Both the mohel and the father recite special blessings and prayers before and after the procedure, which is performed swiftly.  No anesthetic is used but the baby is given pain killers beforehand and a few drops of sweet Kiddush wine.   


Rabbi blessing the baby at a brit milah

Spiritual Lessons of Brit Milah

As vital as this ceremony is, understanding the spiritual lessons of circumcision is perhaps, of greater importance.

The Torah emphasizes that circumcision reminds all that our whole being – every part of our lives – needs to be submitted to God.

“Circumcise your hearts, therefore, and do not be stiff-necked any longer.”  (Deuteronomy 10:16)

A heart that loves God is a circumcised heart.  Such a heart is accomplished through the work of the Ruach HaKodesh (Holy Spirit) and is not something accomplished with human efforts, unlike the physical act of brit milah, which teaches us some human effort is required in keeping covenant with God.  

“The Lord your God will circumcise your hearts and the hearts of your descendants, so that you may love Him with all your heart and with all your soul, and live.”  (Deuteronomy 30:6)


“I will take hold of your hand.  I will keep you and will make you to be a covenant for the people and a light for the Gentiles.”  (Isaiah 42:6)

The Significance of the Brit Milah in the Brit Chadashah

At some point in Judaism, the question arose regarding Gentiles who wanted to join themselves with Israel’s faith.  In addition to living a Torah observant lifestyle, converts were required to undergo a mikvah (ritual water immersion) and circumcision.

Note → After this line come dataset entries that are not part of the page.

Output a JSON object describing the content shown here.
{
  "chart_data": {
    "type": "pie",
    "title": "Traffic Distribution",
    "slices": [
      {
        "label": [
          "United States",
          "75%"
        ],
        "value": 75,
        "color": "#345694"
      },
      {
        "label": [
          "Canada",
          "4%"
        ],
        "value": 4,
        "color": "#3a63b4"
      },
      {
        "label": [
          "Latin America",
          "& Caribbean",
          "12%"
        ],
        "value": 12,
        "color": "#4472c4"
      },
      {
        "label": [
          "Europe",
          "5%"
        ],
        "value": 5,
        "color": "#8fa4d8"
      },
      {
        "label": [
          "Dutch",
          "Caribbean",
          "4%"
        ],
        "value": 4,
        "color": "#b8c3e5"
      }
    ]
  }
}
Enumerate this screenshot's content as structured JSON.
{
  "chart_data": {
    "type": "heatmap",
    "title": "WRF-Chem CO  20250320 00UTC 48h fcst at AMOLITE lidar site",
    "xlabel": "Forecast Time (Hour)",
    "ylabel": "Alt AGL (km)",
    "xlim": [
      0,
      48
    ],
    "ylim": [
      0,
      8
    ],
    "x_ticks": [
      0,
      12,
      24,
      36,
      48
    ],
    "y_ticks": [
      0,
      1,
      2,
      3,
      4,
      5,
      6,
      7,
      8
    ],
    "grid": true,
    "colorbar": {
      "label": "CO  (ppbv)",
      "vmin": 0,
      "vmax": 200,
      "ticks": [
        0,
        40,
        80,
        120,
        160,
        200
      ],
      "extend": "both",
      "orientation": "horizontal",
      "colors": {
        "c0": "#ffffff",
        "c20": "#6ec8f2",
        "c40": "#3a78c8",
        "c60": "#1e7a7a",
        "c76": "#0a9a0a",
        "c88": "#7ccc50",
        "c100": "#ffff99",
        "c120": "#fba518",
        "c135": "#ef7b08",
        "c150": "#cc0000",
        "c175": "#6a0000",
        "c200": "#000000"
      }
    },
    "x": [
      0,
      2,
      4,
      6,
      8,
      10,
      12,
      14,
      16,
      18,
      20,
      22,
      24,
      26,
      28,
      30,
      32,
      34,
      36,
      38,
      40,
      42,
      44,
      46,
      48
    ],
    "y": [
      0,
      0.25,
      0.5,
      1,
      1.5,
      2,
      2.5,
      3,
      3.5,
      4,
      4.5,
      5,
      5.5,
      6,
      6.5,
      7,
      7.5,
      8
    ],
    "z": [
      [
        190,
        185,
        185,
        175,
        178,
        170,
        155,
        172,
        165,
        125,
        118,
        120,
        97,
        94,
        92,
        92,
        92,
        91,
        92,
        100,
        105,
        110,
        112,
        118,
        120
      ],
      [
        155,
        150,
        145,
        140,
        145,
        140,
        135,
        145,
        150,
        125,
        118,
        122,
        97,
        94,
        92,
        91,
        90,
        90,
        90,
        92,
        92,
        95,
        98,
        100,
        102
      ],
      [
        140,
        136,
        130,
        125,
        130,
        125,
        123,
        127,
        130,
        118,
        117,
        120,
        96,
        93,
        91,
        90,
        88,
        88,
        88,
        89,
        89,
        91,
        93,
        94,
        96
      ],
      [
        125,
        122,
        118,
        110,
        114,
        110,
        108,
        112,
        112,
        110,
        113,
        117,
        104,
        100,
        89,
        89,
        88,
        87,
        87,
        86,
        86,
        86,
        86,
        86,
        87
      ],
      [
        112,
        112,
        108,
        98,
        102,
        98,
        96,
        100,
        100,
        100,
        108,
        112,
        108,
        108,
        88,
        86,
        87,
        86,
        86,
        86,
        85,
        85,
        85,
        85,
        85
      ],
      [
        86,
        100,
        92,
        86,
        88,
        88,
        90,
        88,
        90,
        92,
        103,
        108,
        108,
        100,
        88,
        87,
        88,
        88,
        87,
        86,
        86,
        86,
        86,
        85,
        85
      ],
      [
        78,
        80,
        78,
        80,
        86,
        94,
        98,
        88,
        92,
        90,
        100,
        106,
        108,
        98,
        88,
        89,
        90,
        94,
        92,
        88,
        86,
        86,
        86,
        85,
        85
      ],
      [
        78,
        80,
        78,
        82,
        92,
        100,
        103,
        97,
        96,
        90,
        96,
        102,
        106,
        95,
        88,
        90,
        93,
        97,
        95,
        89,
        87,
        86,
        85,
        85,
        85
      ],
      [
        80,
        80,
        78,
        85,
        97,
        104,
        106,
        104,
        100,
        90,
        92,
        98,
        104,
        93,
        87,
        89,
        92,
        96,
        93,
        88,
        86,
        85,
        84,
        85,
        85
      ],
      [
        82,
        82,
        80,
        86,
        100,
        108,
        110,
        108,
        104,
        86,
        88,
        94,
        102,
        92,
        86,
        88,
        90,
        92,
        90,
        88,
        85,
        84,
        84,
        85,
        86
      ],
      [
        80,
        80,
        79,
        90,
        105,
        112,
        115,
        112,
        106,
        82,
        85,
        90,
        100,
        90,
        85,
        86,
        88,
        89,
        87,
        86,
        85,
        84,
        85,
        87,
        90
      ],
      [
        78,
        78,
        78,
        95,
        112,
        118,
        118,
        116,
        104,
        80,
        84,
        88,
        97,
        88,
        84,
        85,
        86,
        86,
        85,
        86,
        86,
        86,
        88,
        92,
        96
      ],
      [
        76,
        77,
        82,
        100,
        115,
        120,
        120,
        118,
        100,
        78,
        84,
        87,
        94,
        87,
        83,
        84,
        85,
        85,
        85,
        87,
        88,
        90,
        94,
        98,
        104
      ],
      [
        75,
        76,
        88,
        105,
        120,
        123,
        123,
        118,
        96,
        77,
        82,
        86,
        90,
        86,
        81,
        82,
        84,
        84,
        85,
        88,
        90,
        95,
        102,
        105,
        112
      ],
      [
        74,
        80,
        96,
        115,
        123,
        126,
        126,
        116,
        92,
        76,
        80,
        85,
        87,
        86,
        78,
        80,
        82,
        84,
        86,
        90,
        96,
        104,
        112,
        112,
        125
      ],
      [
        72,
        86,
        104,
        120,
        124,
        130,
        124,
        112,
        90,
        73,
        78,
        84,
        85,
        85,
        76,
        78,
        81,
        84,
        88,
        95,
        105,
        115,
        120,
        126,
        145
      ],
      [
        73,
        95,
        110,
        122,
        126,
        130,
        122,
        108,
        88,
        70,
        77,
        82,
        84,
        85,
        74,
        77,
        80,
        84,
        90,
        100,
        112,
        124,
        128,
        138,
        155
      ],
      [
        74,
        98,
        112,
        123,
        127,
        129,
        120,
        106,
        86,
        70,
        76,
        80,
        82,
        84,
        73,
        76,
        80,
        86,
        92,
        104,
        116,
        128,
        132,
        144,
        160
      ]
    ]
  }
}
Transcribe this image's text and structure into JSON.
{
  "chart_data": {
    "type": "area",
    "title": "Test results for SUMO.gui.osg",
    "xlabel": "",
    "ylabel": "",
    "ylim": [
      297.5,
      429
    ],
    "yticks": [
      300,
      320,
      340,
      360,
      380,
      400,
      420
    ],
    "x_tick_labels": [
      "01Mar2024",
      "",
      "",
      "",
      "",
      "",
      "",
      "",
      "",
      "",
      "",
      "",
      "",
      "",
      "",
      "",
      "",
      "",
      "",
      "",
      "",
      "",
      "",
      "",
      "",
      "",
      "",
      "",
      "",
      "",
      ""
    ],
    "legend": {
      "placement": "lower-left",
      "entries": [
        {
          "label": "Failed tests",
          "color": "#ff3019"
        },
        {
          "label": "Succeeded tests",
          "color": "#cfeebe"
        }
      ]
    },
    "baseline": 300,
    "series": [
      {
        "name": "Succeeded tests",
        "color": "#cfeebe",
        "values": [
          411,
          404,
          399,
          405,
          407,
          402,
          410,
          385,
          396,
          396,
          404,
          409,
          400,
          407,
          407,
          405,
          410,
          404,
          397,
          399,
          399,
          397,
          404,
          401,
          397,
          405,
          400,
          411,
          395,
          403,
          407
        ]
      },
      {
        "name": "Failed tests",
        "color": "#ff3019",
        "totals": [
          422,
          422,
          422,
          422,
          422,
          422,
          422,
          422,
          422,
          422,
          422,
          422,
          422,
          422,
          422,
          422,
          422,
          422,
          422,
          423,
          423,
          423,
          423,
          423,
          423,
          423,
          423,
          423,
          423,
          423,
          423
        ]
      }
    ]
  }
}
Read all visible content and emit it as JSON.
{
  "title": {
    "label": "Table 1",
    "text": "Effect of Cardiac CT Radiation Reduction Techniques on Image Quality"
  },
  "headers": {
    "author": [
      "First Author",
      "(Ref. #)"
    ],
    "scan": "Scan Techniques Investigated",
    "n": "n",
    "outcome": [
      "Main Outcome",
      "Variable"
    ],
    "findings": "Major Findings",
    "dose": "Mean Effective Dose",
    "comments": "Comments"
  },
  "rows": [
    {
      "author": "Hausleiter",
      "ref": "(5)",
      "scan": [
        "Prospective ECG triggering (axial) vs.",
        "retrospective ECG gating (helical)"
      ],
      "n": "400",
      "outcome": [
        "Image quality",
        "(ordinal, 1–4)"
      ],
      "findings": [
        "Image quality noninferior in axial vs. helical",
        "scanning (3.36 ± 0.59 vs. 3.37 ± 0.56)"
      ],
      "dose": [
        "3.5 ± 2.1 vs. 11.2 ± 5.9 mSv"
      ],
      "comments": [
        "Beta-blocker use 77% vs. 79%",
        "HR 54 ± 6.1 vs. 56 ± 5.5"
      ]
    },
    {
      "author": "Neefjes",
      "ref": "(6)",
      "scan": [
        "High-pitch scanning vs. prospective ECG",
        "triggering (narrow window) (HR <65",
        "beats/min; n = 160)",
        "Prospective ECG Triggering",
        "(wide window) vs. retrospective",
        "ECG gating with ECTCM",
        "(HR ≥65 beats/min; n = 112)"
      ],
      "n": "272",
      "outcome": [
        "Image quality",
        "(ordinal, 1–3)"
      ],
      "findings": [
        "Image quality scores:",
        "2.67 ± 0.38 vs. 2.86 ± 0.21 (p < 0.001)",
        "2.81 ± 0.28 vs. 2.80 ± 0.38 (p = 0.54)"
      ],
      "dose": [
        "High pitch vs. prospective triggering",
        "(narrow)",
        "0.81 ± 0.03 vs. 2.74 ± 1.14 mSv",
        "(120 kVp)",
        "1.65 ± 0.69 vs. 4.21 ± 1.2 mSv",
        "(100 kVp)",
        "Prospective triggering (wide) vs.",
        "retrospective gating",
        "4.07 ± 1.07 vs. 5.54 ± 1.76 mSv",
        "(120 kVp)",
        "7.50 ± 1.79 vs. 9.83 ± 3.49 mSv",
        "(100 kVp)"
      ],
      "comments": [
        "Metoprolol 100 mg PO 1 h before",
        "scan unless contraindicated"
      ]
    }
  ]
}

This issue was also discussed at the Jerusalem Council as described in Acts 15.  Here, the mikvah became the primary requirement for Gentiles to be joined in faith through the Messiah.

The Brit Chadashah (New Covenant) reaffirms that the spiritual lesson of the Brit Milah is a circumcision of the heart accomplished through Messiah Yeshua (Jesus).

It’s in union with Him that the heart is circumcised with a circumcision achieved by stripping away the old nature’s control over the body.  (Colossians 2:9–11)

“In Him also you were circumcised with a circumcision not made with hands, but in a [spiritual] circumcision [performed by] Messiah by stripping off the body of the flesh (the whole corrupt, carnal nature with its passions and lusts).”  (Colossians 2:11)

Gerrer, Rebbe, Yaakov, Alter, Sandek, Brit Milah

Gerrer Rabbi Yaakov alter performing the role of Sandek at a brit milah.

Although the circumcision of the heart is emphasized as of primary value, the New Testament never denounces the Brit Milah.

In fact, before Timothy was sent to minister to the Jewish people (his mother was Jewish but his father was Greek), the apostle Paul made sure that he was first circumcised.  (Acts 16:1–3)

Likewise, most Messianic Jews continue to practice the commandment of Brit Milah, keeping in mind that the outward sign of circumcision doesn’t make anyone righteous.  We understand that our righteousness is made through Yeshua the Messiah.